The Merrymen are passionate about Barbados, and have helped Barbados become what it is today – a developed, established first world country. They have always supported their country advance by promoting Barbados right from the get-go.
“I am not only Lead Singer with the band, but I have also been in the hotel, restaurant, and entertainment business. My wife and I started the first Caribbean Cabaret dinner show which was called The Plantation Tropical Spectacular. It ran for 18 years and was the top show in Barbados – it was even featured on CNN a couple of times.” (Straker)
Emille’s son followed in his footsteps and played in the band Spice & Co. in the Tropical Spectacular. Spice & Co. were hugely successful in the 80’s, and they traveled all over the world.
They have now retired, but now and then the band gets back together to do a concert. Emile revealed that Spice might play at the next Holders Season, so be sure to keep checking the line-up to see.

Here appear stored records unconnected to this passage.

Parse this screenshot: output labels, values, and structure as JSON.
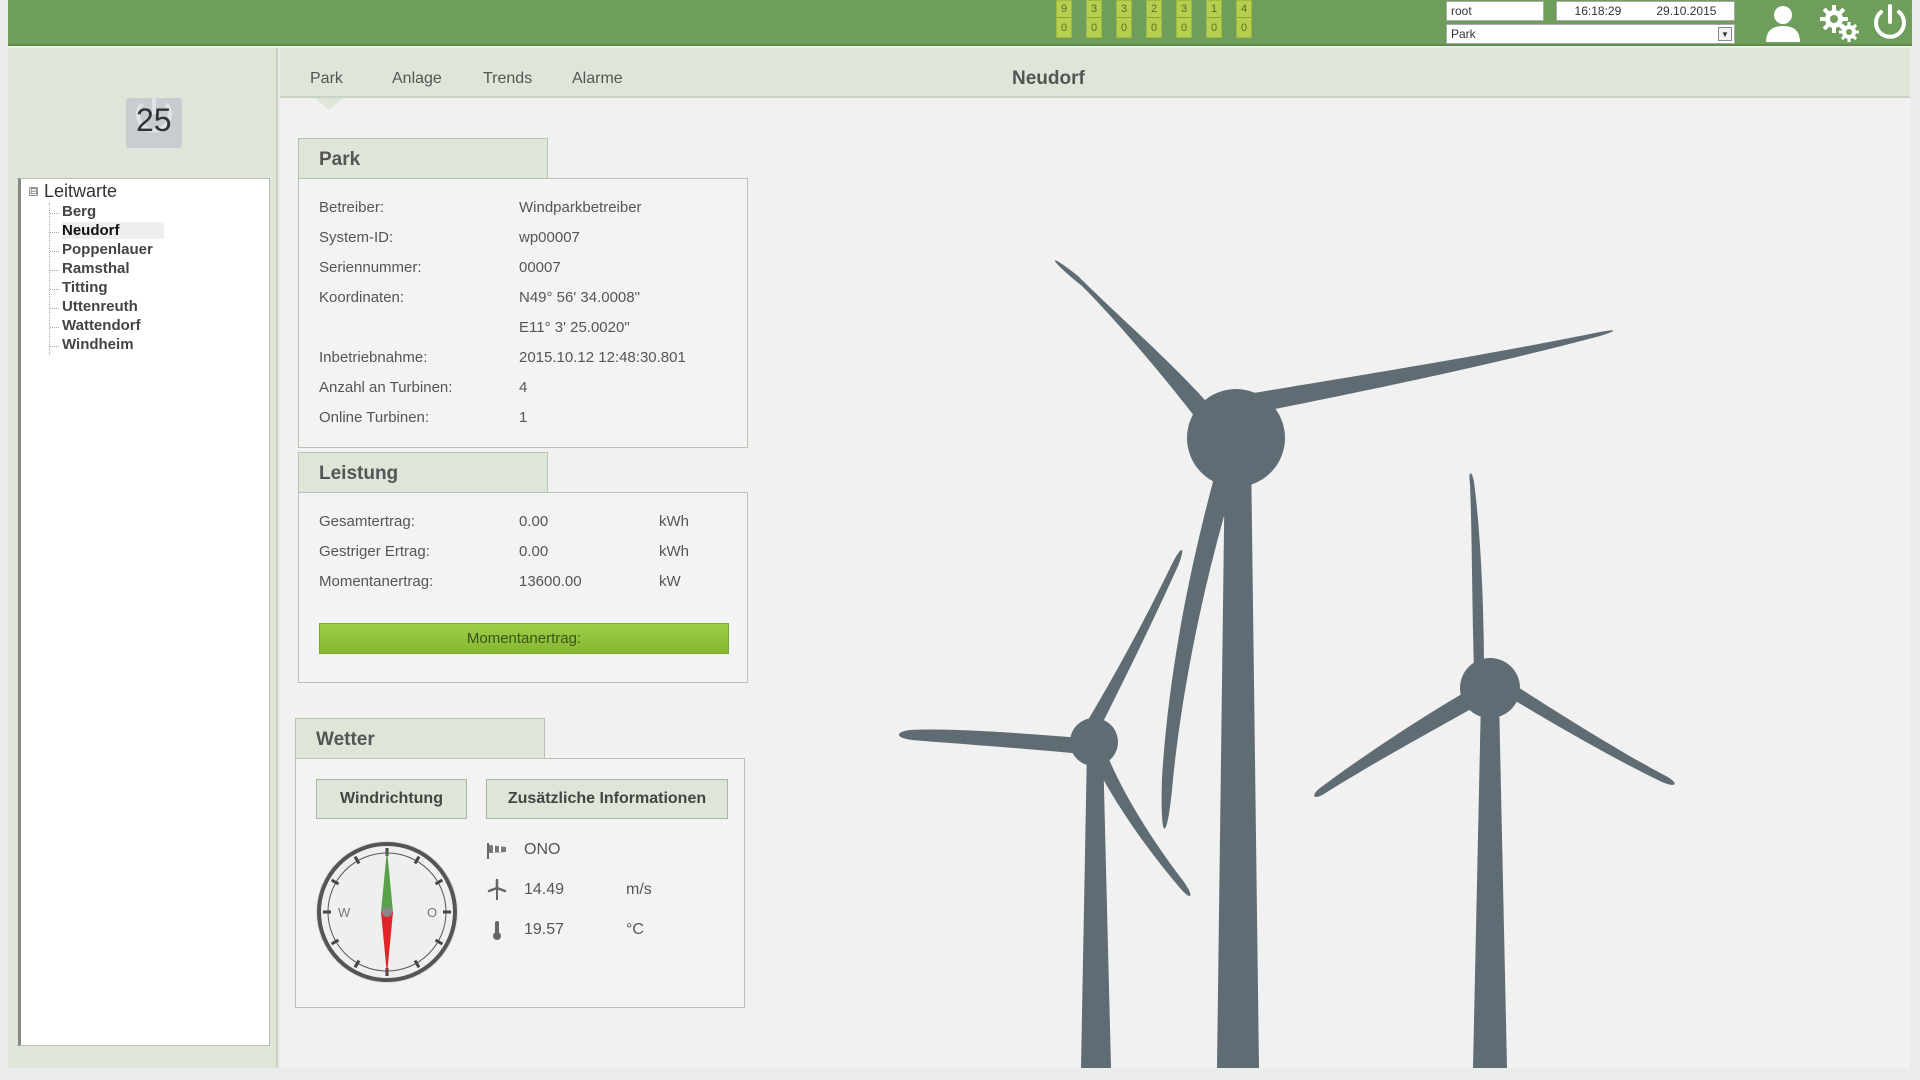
{
  "topbar": {
    "counters": [
      {
        "top": "9",
        "bottom": "0"
      },
      {
        "top": "3",
        "bottom": "0"
      },
      {
        "top": "3",
        "bottom": "0"
      },
      {
        "top": "2",
        "bottom": "0"
      },
      {
        "top": "3",
        "bottom": "0"
      },
      {
        "top": "1",
        "bottom": "0"
      },
      {
        "top": "4",
        "bottom": "0"
      }
    ],
    "user": "root",
    "time": "16:18:29",
    "date": "29.10.2015",
    "park_select": "Park",
    "icons": [
      "user-icon",
      "settings-icon",
      "power-icon"
    ]
  },
  "sidebar": {
    "alarm_count": "25",
    "tree": {
      "root": "Leitwarte",
      "expander": "⊟",
      "items": [
        "Berg",
        "Neudorf",
        "Poppenlauer",
        "Ramsthal",
        "Titting",
        "Uttenreuth",
        "Wattendorf",
        "Windheim"
      ],
      "selected": "Neudorf"
    }
  },
  "tabs": [
    "Park",
    "Anlage",
    "Trends",
    "Alarme"
  ],
  "page_title": "Neudorf",
  "park_panel": {
    "title": "Park",
    "rows": [
      {
        "label": "Betreiber:",
        "value": "Windparkbetreiber"
      },
      {
        "label": "System-ID:",
        "value": "wp00007"
      },
      {
        "label": "Seriennummer:",
        "value": "00007"
      },
      {
        "label": "Koordinaten:",
        "value": "N49° 56' 34.0008\""
      },
      {
        "label": "",
        "value": "E11° 3' 25.0020\""
      },
      {
        "label": "Inbetriebnahme:",
        "value": "2015.10.12 12:48:30.801"
      },
      {
        "label": "Anzahl an Turbinen:",
        "value": "4"
      },
      {
        "label": "Online Turbinen:",
        "value": "1"
      }
    ]
  },
  "power_panel": {
    "title": "Leistung",
    "rows": [
      {
        "label": "Gesamtertrag:",
        "value": "0.00",
        "unit": "kWh"
      },
      {
        "label": "Gestriger Ertrag:",
        "value": "0.00",
        "unit": "kWh"
      },
      {
        "label": "Momentanertrag:",
        "value": "13600.00",
        "unit": "kW"
      }
    ],
    "bar_label": "Momentanertrag:"
  },
  "weather_panel": {
    "title": "Wetter",
    "btn_wind": "Windrichtung",
    "btn_info": "Zusätzliche Informationen",
    "compass": {
      "west": "W",
      "east": "O"
    },
    "direction": "ONO",
    "wind_speed": "14.49",
    "wind_unit": "m/s",
    "temperature": "19.57",
    "temp_unit": "°C"
  },
  "colors": {
    "topbar": "#6f9e5c",
    "accent_green": "#8fc23d",
    "turbine": "#5f6c74"
  }
}
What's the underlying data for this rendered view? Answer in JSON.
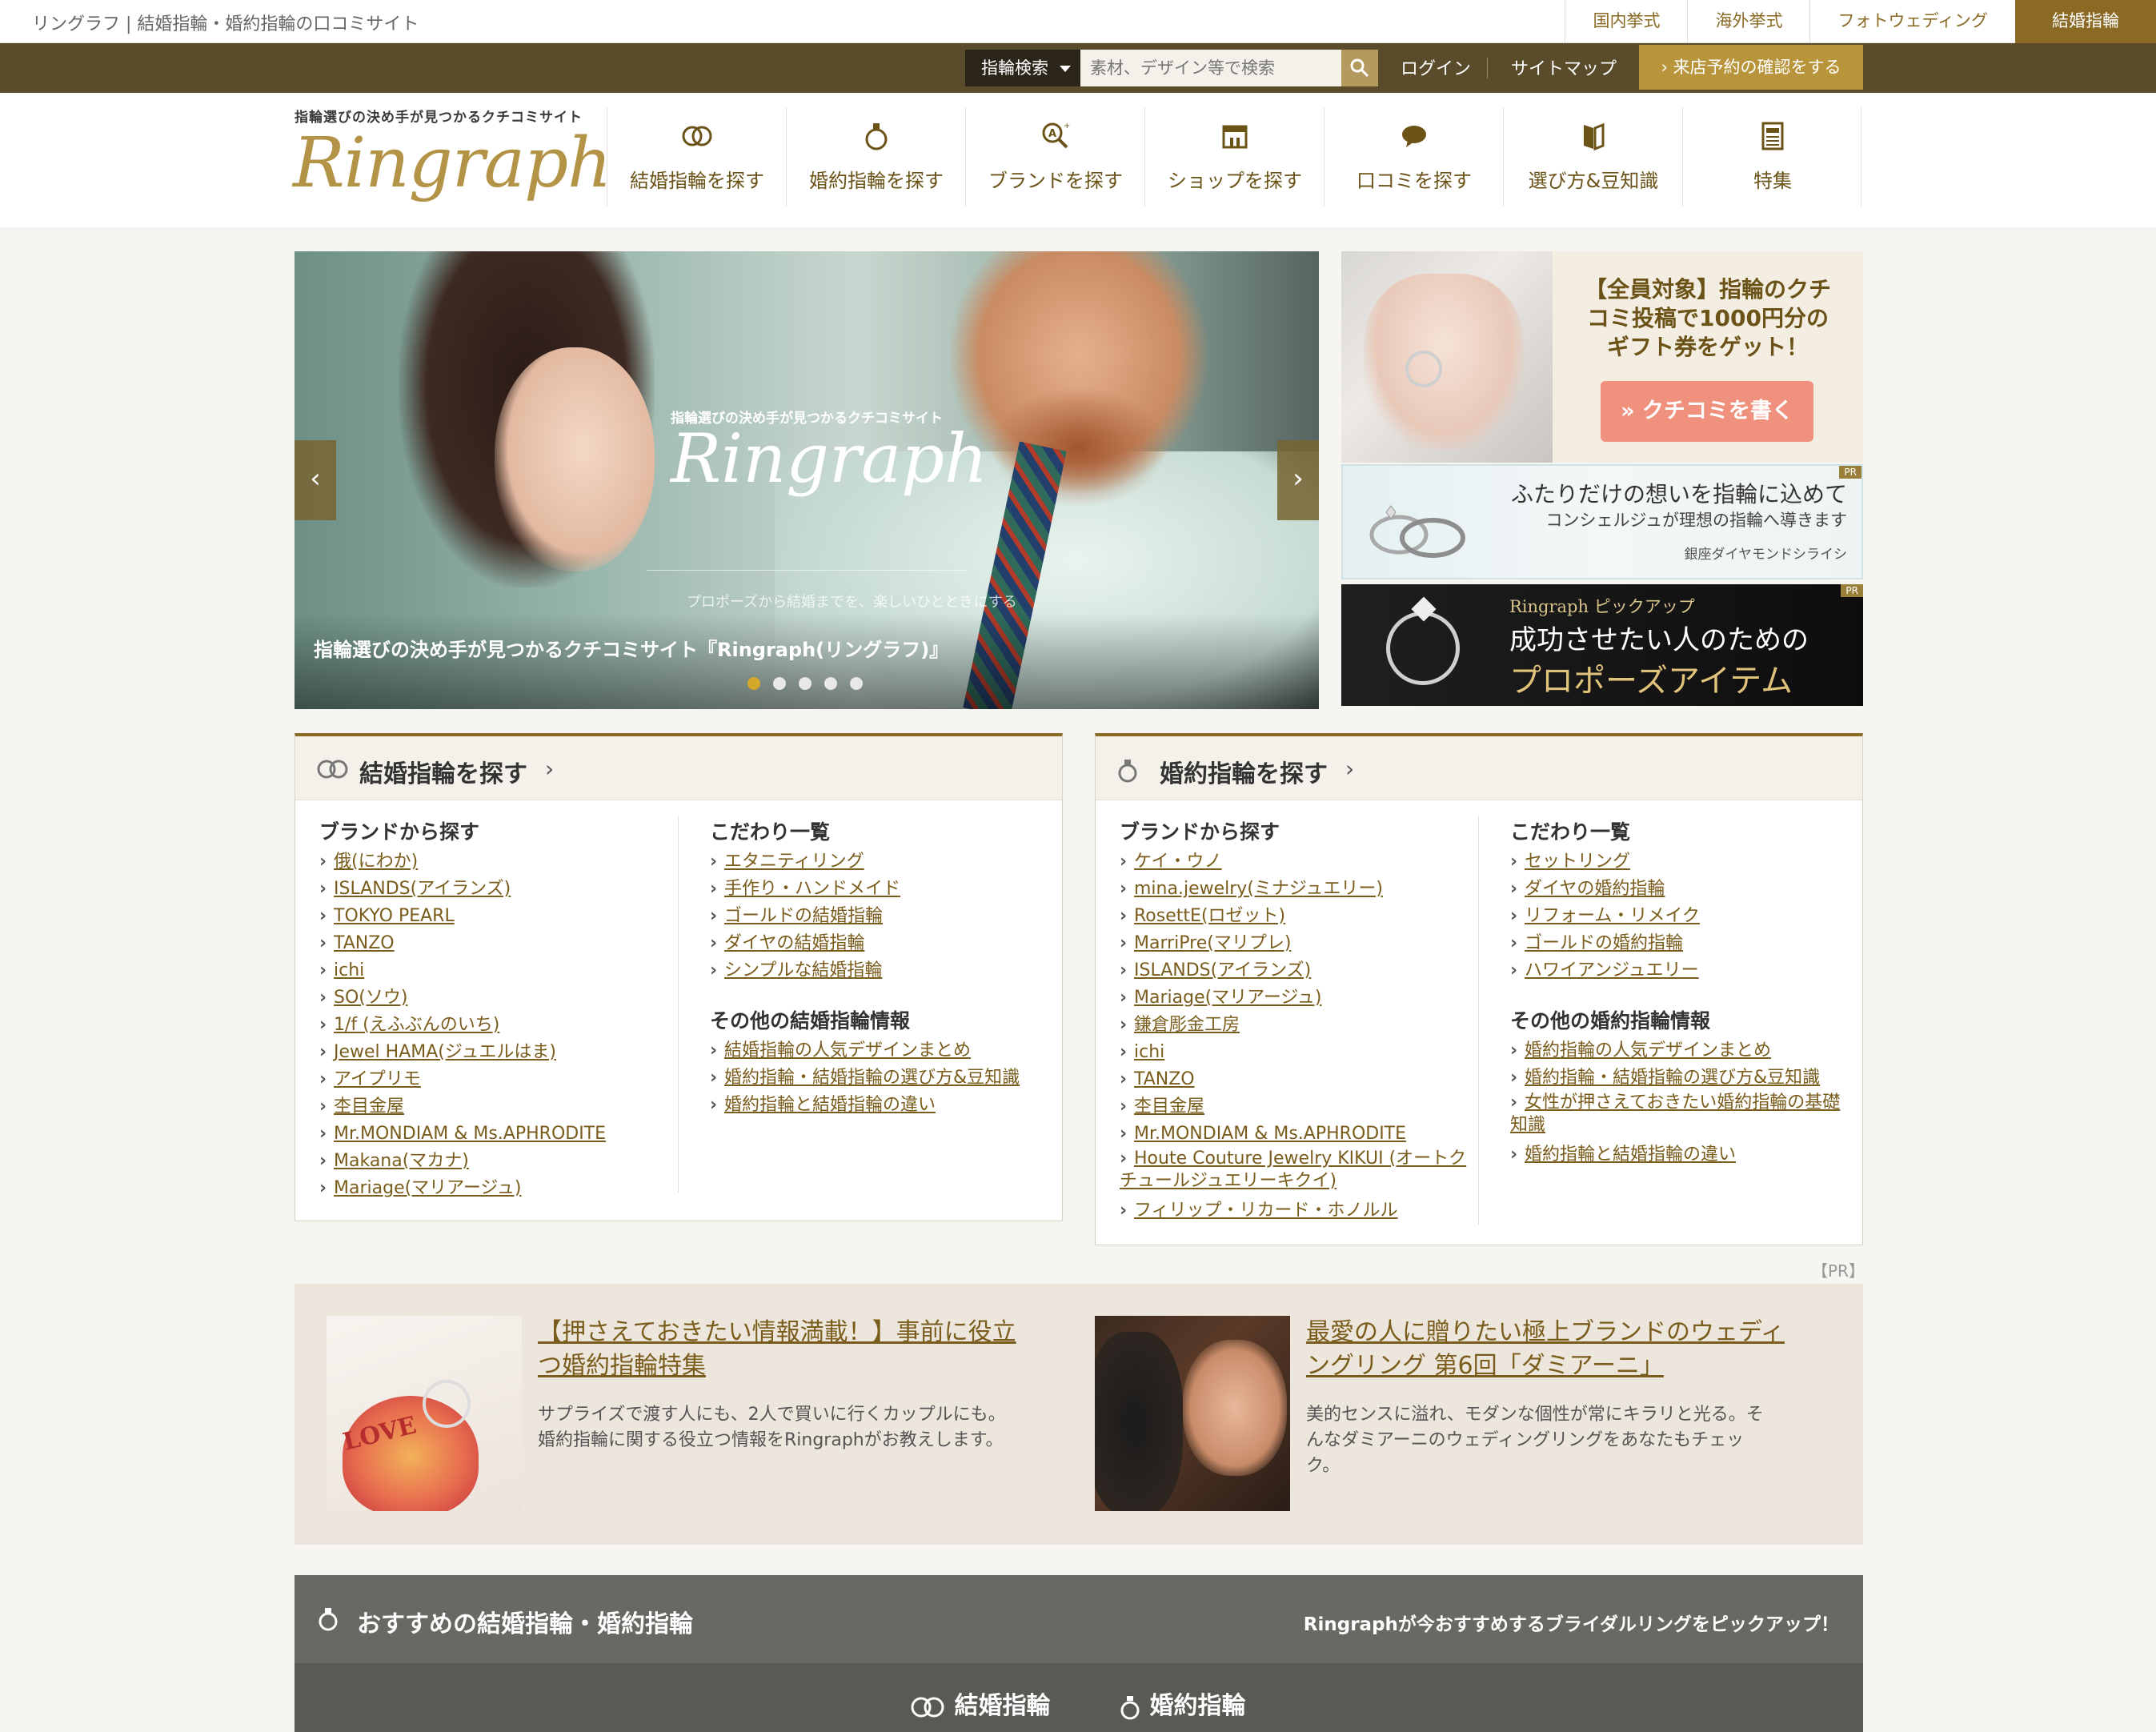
{
  "topbar": {
    "site_title": "リングラフ | 結婚指輪・婚約指輪の口コミサイト",
    "links": [
      "国内挙式",
      "海外挙式",
      "フォトウェディング",
      "結婚指輪"
    ]
  },
  "utilbar": {
    "search_select": "指輪検索",
    "search_placeholder": "素材、デザイン等で検索",
    "login": "ログイン",
    "sitemap": "サイトマップ",
    "reserve": "› 来店予約の確認をする"
  },
  "header": {
    "logo_tagline": "指輪選びの決め手が見つかるクチコミサイト",
    "logo_text": "Ringraph",
    "nav": [
      {
        "label": "結婚指輪を探す",
        "icon": "wedding-rings-icon"
      },
      {
        "label": "婚約指輪を探す",
        "icon": "engagement-ring-icon"
      },
      {
        "label": "ブランドを探す",
        "icon": "brand-search-icon"
      },
      {
        "label": "ショップを探す",
        "icon": "shop-icon"
      },
      {
        "label": "口コミを探す",
        "icon": "speech-bubble-icon"
      },
      {
        "label": "選び方&豆知識",
        "icon": "book-icon"
      },
      {
        "label": "特集",
        "icon": "article-icon"
      }
    ]
  },
  "hero": {
    "logo_tagline": "指輪選びの決め手が見つかるクチコミサイト",
    "logo_text": "Ringraph",
    "subcopy": "プロポーズから結婚までを、楽しいひとときにする",
    "caption": "指輪選びの決め手が見つかるクチコミサイト『Ringraph(リングラフ)』",
    "prev": "‹",
    "next": "›",
    "slide_count": 5,
    "active_slide": 1
  },
  "banners": {
    "review": {
      "title": "【全員対象】指輪のクチコミ投稿で1000円分のギフト券をゲット！",
      "title_lines": [
        "【全員対象】指輪のクチ",
        "コミ投稿で1000円分の",
        "ギフト券をゲット！"
      ],
      "button": "» クチコミを書く"
    },
    "ginza": {
      "main": "ふたりだけの想いを指輪に込めて",
      "sub": "コンシェルジュが理想の指輪へ導きます",
      "brand": "銀座ダイヤモンドシライシ",
      "pr": "PR"
    },
    "propose": {
      "tag": "Ringraph ピックアップ",
      "line1": "成功させたい人のための",
      "line2": "プロポーズアイテム",
      "pr": "PR"
    }
  },
  "wedding_box": {
    "title": "結婚指輪を探す",
    "chevron": "›",
    "brand_title": "ブランドから探す",
    "brands": [
      "俄(にわか)",
      "ISLANDS(アイランズ)",
      "TOKYO PEARL",
      "TANZO",
      "ichi",
      "SO(ソウ)",
      "1/f (えふぶんのいち)",
      "Jewel HAMA(ジュエルはま)",
      "アイプリモ",
      "杢目金屋",
      "Mr.MONDIAM & Ms.APHRODITE",
      "Makana(マカナ)",
      "Mariage(マリアージュ)"
    ],
    "kodawari_title": "こだわり一覧",
    "kodawari": [
      "エタニティリング",
      "手作り・ハンドメイド",
      "ゴールドの結婚指輪",
      "ダイヤの結婚指輪",
      "シンプルな結婚指輪"
    ],
    "other_title": "その他の結婚指輪情報",
    "other": [
      "結婚指輪の人気デザインまとめ",
      "婚約指輪・結婚指輪の選び方&豆知識",
      "婚約指輪と結婚指輪の違い"
    ]
  },
  "engagement_box": {
    "title": "婚約指輪を探す",
    "chevron": "›",
    "brand_title": "ブランドから探す",
    "brands": [
      "ケイ・ウノ",
      "mina.jewelry(ミナジュエリー)",
      "RosettE(ロゼット)",
      "MarriPre(マリプレ)",
      "ISLANDS(アイランズ)",
      "Mariage(マリアージュ)",
      "鎌倉彫金工房",
      "ichi",
      "TANZO",
      "杢目金屋",
      "Mr.MONDIAM & Ms.APHRODITE",
      "Houte Couture Jewelry KIKUI (オートクチュールジュエリーキクイ)",
      "フィリップ・リカード・ホノルル"
    ],
    "kodawari_title": "こだわり一覧",
    "kodawari": [
      "セットリング",
      "ダイヤの婚約指輪",
      "リフォーム・リメイク",
      "ゴールドの婚約指輪",
      "ハワイアンジュエリー"
    ],
    "other_title": "その他の婚約指輪情報",
    "other": [
      "婚約指輪の人気デザインまとめ",
      "婚約指輪・結婚指輪の選び方&豆知識",
      "女性が押さえておきたい婚約指輪の基礎知識",
      "婚約指輪と結婚指輪の違い"
    ]
  },
  "pr_label": "【PR】",
  "features": [
    {
      "title": "【押さえておきたい情報満載！】事前に役立つ婚約指輪特集",
      "title_lines": [
        "【押さえておきたい情報満載！】事前に役立",
        "つ婚約指輪特集"
      ],
      "desc_lines": [
        "サプライズで渡す人にも、2人で買いに行くカップルにも。",
        "婚約指輪に関する役立つ情報をRingraphがお教えします。"
      ],
      "image_text": "LOVE"
    },
    {
      "title": "最愛の人に贈りたい極上ブランドのウェディングリング 第6回「ダミアーニ」",
      "title_lines": [
        "最愛の人に贈りたい極上ブランドのウェディ",
        "ングリング 第6回「ダミアーニ」"
      ],
      "desc_lines": [
        "美的センスに溢れ、モダンな個性が常にキラリと光る。そ",
        "んなダミアーニのウェディングリングをあなたもチェッ",
        "ク。"
      ]
    }
  ],
  "recommend": {
    "title": "おすすめの結婚指輪・婚約指輪",
    "subtitle": "Ringraphが今おすすめするブライダルリングをピックアップ！",
    "tabs": [
      "結婚指輪",
      "婚約指輪"
    ]
  },
  "colors": {
    "brand_gold": "#b39345",
    "dark_bar": "#5a4b2a",
    "link": "#7a5d1c",
    "cta_pink": "#f0917e"
  }
}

As my conversation with Straker ended, he talked more about his personal life. Straker met his Barbadian wife nearly 50 years ago, when The Merrymen first got together, and their 50th anniversary is coming up at the end of 2011.
They have two sons and a daughter. This energetic, glittering star revealed a real sense of pride when he told me that he had just seen his grandson record some demo songs.
“His name is Copeland, and he’s getting pretty good! He has just qualified as an Architectural Building Engineer in Vancouver, Canada.”
It seems the musical energy that The Merrymen injected into their beloved mother country will continue to influence and inspire generations to come.
Let the sounds of The Merrymen continue to play.